Oh it works, for a while.
Then your ammo runs out or your guns jam or your barricade breaks down and they crawl through, hungry, gnawing, decomposing.
They just keep on coming and coming and coming. They enter your nightmares, that’s all you ever see from that point on. Your loved ones, eaten. Your friends, eaten. Your wife, coming to eat your arm. Yourself, smashing her rotten brains beneath the fridge.
And all you can do is to utilise that one advantage we humans have over the animal kingdom, to keep walking.

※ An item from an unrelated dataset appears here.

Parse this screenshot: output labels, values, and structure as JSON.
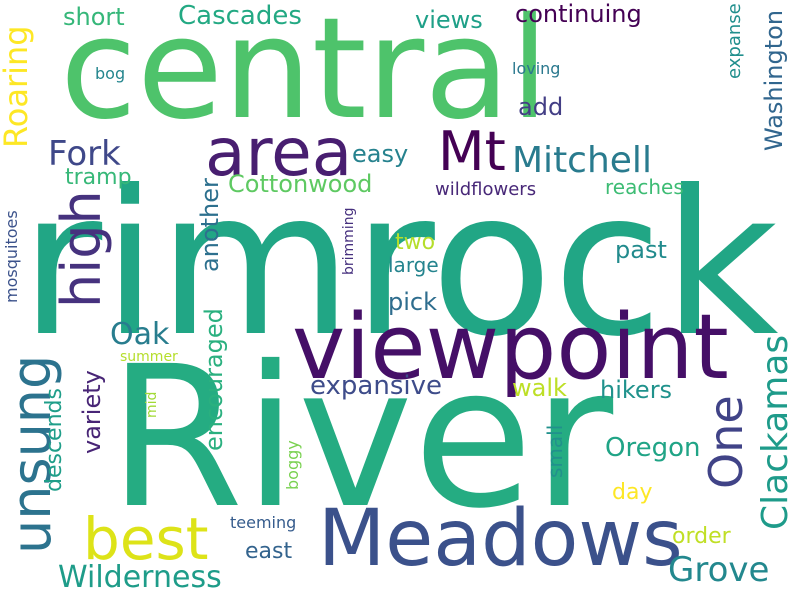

Nothing else works. We just roam the lands in big packs, setting up camp for a few hours of rest and then carrying on, like nomads. We try to stay away from the main concentrations of zombies, and we’ve had a few close calls where we were almost wiped out. But now it’s getting easier. We don’t sleep much, we don’t eat much. Like marathoners, we’ve all become thin and bony, withered down to a husk. We walk, sleep only for a few minutes, then someone wakes us all up and we walk again. Some people just want to give up and sleep. We prod them to wake up a few times, and if they still don’t want to come, if they bitch and moan and shoo us away, we bitterly say ‘alright’ and then smash their skulls in when the sweet sleep takes them away. Because, we can’t leave them, we know that. Every one who is left behind will inevitably become another zombie, another one to run away from, to fight, to get eaten by.
So, why am I telling you all this, young man? Because you need to wake your mother up. There’s no time left, I’m sorry. And if you can’t wake her up, if you can’t get her to come with the pack and keep walking, you need to learn to kill.